I saw Sir Hugo Hirst [11] I this morning on his request. He is just back from his cure at Aix and is back to normal health again.
Mr. F. C. Goodenough [12] had been to see him just before me.
Talking about Australia, Goodenough had said ‘Australia’s credit is good in London, but do try and impress them with the necessity of taking us into their confidence and of telling us more exactly what they want the money for’.
The City is getting very intrigued as to what the Treasury policy is to be for dealing with the 2,000 millions 5% 1929/47 War Loan.

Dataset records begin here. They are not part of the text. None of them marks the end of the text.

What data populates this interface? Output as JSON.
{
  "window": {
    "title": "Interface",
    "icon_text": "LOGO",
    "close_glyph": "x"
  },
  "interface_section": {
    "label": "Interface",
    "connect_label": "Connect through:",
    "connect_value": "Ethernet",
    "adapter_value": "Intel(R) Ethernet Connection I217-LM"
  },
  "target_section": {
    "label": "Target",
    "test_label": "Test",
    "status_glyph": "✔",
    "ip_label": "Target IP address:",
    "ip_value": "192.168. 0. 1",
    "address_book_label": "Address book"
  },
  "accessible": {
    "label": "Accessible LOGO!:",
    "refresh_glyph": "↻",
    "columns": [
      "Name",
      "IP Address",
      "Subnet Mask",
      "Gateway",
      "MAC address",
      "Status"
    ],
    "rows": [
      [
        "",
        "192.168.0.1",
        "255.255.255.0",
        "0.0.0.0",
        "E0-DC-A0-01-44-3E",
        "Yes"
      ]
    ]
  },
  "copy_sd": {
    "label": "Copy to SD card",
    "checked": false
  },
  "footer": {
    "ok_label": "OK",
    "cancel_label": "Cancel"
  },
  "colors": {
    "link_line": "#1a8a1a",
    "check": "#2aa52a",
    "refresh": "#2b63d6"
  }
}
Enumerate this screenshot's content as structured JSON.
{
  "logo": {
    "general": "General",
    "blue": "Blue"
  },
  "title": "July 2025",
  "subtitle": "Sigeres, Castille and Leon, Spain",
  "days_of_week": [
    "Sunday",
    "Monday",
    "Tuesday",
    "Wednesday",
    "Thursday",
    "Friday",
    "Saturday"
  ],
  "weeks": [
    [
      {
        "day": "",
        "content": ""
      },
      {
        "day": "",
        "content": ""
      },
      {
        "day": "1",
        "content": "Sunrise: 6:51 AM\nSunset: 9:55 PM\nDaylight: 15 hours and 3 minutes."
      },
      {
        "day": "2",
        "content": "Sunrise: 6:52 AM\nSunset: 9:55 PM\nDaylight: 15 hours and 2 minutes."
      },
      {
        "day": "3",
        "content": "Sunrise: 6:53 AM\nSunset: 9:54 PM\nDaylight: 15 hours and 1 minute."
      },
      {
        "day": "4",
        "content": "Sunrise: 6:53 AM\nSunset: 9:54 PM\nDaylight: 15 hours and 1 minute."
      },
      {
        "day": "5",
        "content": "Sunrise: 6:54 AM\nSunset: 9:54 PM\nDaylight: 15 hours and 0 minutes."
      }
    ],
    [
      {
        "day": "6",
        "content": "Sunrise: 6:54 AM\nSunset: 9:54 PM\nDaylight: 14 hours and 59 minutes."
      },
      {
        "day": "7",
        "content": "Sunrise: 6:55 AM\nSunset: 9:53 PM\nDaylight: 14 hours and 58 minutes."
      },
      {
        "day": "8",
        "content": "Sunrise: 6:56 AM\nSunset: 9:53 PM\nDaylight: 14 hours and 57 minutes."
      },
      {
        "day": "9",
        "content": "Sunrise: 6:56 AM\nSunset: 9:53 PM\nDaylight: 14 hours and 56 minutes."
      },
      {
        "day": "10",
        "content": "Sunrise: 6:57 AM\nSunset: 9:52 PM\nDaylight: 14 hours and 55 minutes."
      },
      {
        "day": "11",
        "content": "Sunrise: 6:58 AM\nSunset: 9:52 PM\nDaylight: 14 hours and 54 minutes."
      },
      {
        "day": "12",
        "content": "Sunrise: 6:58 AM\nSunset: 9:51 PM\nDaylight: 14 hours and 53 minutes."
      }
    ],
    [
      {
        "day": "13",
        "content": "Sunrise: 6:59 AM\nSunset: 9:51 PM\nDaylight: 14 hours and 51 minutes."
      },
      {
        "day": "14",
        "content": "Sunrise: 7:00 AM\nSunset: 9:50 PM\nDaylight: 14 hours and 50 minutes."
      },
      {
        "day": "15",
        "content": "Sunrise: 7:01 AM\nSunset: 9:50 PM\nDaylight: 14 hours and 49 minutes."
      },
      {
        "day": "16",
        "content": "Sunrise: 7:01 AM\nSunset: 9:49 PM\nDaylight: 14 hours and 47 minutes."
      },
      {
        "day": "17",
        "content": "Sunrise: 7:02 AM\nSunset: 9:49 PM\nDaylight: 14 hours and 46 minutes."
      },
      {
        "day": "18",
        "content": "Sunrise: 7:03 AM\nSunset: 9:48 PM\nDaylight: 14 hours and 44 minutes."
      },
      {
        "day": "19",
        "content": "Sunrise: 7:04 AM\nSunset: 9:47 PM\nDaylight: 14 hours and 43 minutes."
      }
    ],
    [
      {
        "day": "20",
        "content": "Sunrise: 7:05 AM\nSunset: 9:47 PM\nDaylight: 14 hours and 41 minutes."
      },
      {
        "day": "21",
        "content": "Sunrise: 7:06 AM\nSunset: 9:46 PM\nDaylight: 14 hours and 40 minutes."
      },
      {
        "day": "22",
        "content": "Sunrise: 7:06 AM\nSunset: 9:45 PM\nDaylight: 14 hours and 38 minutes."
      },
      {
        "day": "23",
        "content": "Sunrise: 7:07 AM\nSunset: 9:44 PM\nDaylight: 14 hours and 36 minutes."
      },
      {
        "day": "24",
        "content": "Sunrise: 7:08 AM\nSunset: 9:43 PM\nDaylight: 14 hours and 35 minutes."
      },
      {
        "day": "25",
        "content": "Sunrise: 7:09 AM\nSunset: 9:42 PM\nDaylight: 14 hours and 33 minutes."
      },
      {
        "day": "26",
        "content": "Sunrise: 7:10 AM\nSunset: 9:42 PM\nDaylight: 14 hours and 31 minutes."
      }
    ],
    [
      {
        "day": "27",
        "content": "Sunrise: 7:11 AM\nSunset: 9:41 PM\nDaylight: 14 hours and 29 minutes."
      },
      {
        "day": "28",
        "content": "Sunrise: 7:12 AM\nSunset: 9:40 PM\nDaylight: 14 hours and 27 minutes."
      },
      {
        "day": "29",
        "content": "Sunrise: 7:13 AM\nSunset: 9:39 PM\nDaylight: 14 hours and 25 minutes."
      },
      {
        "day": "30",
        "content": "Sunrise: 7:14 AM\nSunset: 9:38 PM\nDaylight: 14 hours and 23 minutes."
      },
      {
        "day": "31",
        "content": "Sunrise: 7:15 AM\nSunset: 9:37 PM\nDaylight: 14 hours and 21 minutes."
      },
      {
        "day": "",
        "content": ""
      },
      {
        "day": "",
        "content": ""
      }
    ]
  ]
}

This enormous obligation is due for redemption at Government option at three months’ notice from early next year. No doubt many schemes are passing through the sieve at the Treasury but it is beyond my wit to see what they can effectively do. There is an opportunity for such a big saving in debt service on this vast sum by a reduction in the rate that undoubtedly it is being considered very seriously. In conversation with Treasury people from time to time they have very guardedly suggested that some form of voluntary scheme for recasting the loan conditions is all that is possible, the new conditions being such that in the course of a few years they will prove attractive to an increasing number of holders of the Loan. By this means the body of the Loan would be eaten into and reduced to such proportions that it could be polished off by a firm proposal for the conversion or repayment of the balance on the same terms-funds for the repayment being raised by a further loan.
The Antarctic business is causing a certain amount of stir here. I will not say more now as it will be all covered by cables in the meantime. [13]

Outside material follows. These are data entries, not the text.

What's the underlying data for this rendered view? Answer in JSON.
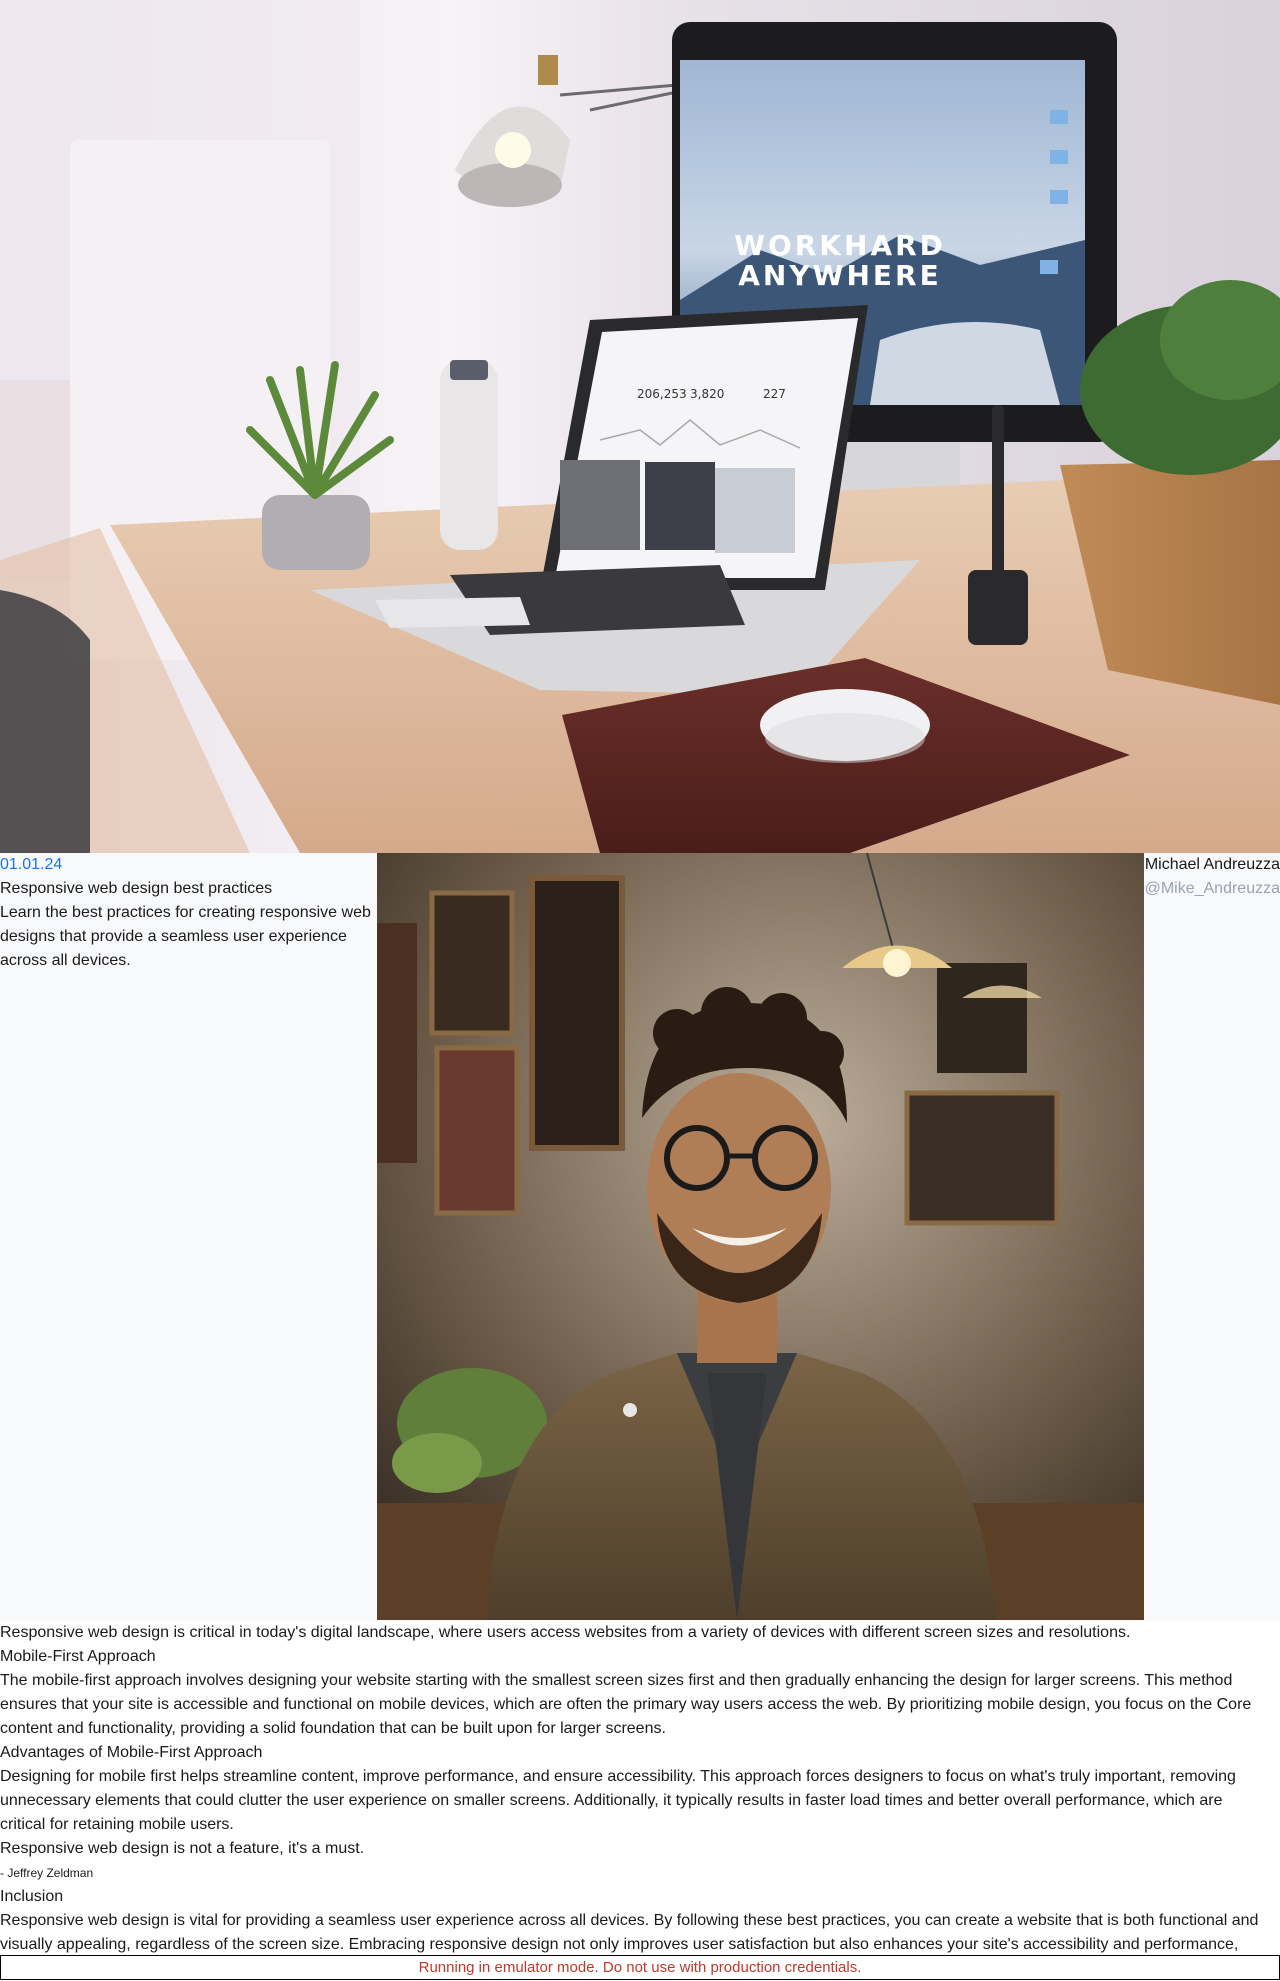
{
  "post": {
    "date": "01.01.24",
    "title": "Responsive web design best practices",
    "excerpt": "Learn the best practices for creating responsive web designs that provide a seamless user experience across all devices."
  },
  "author": {
    "name": "Michael Andreuzza",
    "handle": "@Mike_Andreuzza"
  },
  "hero": {
    "screen_headline_1": "WORKHARD",
    "screen_headline_2": "ANYWHERE",
    "laptop_stats": [
      "206,253",
      "3,820",
      "227"
    ]
  },
  "article": {
    "intro": "Responsive web design is critical in today's digital landscape, where users access websites from a variety of devices with different screen sizes and resolutions.",
    "h_mobile_first": "Mobile-First Approach",
    "p_mobile_first": "The mobile-first approach involves designing your website starting with the smallest screen sizes first and then gradually enhancing the design for larger screens. This method ensures that your site is accessible and functional on mobile devices, which are often the primary way users access the web. By prioritizing mobile design, you focus on the Core content and functionality, providing a solid foundation that can be built upon for larger screens.",
    "h_advantages": "Advantages of Mobile-First Approach",
    "p_advantages": "Designing for mobile first helps streamline content, improve performance, and ensure accessibility. This approach forces designers to focus on what's truly important, removing unnecessary elements that could clutter the user experience on smaller screens. Additionally, it typically results in faster load times and better overall performance, which are critical for retaining mobile users.",
    "quote": "Responsive web design is not a feature, it's a must.",
    "quote_author": "- Jeffrey Zeldman",
    "h_inclusion": "Inclusion",
    "p_inclusion": "Responsive web design is vital for providing a seamless user experience across all devices. By following these best practices, you can create a website that is both functional and visually appealing, regardless of the screen size. Embracing responsive design not only improves user satisfaction but also enhances your site's accessibility and performance,"
  },
  "banner": {
    "text": "Running in emulator mode. Do not use with production credentials."
  },
  "colors": {
    "date_link": "#1a73e8",
    "handle": "#9aa3b2",
    "banner_text": "#c0392b",
    "meta_bg": "#f8f9fb"
  }
}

I am, Yours sincerely, R.G. CASEY
_1 Lord Chancellor.
2 Stanley Baldwin, Prime Minister.
3 Sir Austen Chamberlain, Foreign Secretary.
4 First Commissioner of Works.
5 Chancellor of the Exchequer.
6 Senator Sir William Glasgow, Commonwealth Minister for Defence.

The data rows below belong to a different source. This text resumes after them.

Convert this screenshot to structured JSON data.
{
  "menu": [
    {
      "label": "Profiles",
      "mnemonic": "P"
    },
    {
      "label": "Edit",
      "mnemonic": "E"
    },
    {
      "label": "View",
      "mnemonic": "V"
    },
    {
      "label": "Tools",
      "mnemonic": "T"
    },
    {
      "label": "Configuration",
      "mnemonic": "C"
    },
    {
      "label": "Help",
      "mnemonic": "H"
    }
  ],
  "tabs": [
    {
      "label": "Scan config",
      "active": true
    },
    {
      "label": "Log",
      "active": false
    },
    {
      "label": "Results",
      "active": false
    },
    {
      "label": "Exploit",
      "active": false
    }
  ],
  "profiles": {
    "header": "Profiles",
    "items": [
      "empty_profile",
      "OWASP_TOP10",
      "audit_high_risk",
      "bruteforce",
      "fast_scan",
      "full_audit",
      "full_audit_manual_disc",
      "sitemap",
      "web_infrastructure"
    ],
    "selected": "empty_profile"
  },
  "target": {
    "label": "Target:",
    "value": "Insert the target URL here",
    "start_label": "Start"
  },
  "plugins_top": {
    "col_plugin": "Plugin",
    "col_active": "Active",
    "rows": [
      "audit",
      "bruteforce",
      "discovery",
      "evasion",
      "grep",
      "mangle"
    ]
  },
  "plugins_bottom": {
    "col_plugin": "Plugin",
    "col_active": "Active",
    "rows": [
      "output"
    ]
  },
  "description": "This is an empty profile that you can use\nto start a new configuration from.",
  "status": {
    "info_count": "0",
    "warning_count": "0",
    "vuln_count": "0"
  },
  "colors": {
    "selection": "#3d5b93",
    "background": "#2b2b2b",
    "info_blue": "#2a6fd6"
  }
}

7 Senator Alexander McLachlan, an Honorary Minister, leader of the Australian delegation to the 1928 session of the League of Nations Assembly.
8 Sir Charles Nathan, Western Australian businessman.
9 Sir Maurice Hankey, Secretary to the Cabinet.
10 Permanent Under-Secretary at the Foreign Office.
11 Chairman and Managing Director of the General Electric Co. Ltd.
12 Chairman of Barclays Bank and Member of the India Council.
13 At the Imperial Conference of 1926 it was decided that British interests in the Antarctic should be secured by (a) publicly indicating territories regarded as being of special British interest; (b) planting the flag in parts of the Antarctic already visited or regarded as desirable; (c) taking legal steps to secure annexation. Australia was invited to co-operate in (b) and (c) and, if she wished, to assume control over certain areas. During 1927 and 1928 Casey became involved in Anglo-Australian discussions on how Australia might best proceed. Bruce was keen to save money by ignoring exploration in favour of direct annexation, but the United Kingdom did not agree. These discussions were given a sense of urgency by heightened French, Norwegian and American interest in the Antarctic and by a campaign for action from the Australian scientific community led by Professor Sir Douglas Mawson. The final outcome was BANZARE the British, Australian and New Zealand Antarctic Research Expedition of 1929-30 and 1930-31 led by Mawson. Britain provided the Discovery, veteran of the Scott expedition of 1901-04, and New Zealand contributed financially, but it was essentially an Australian enterprise.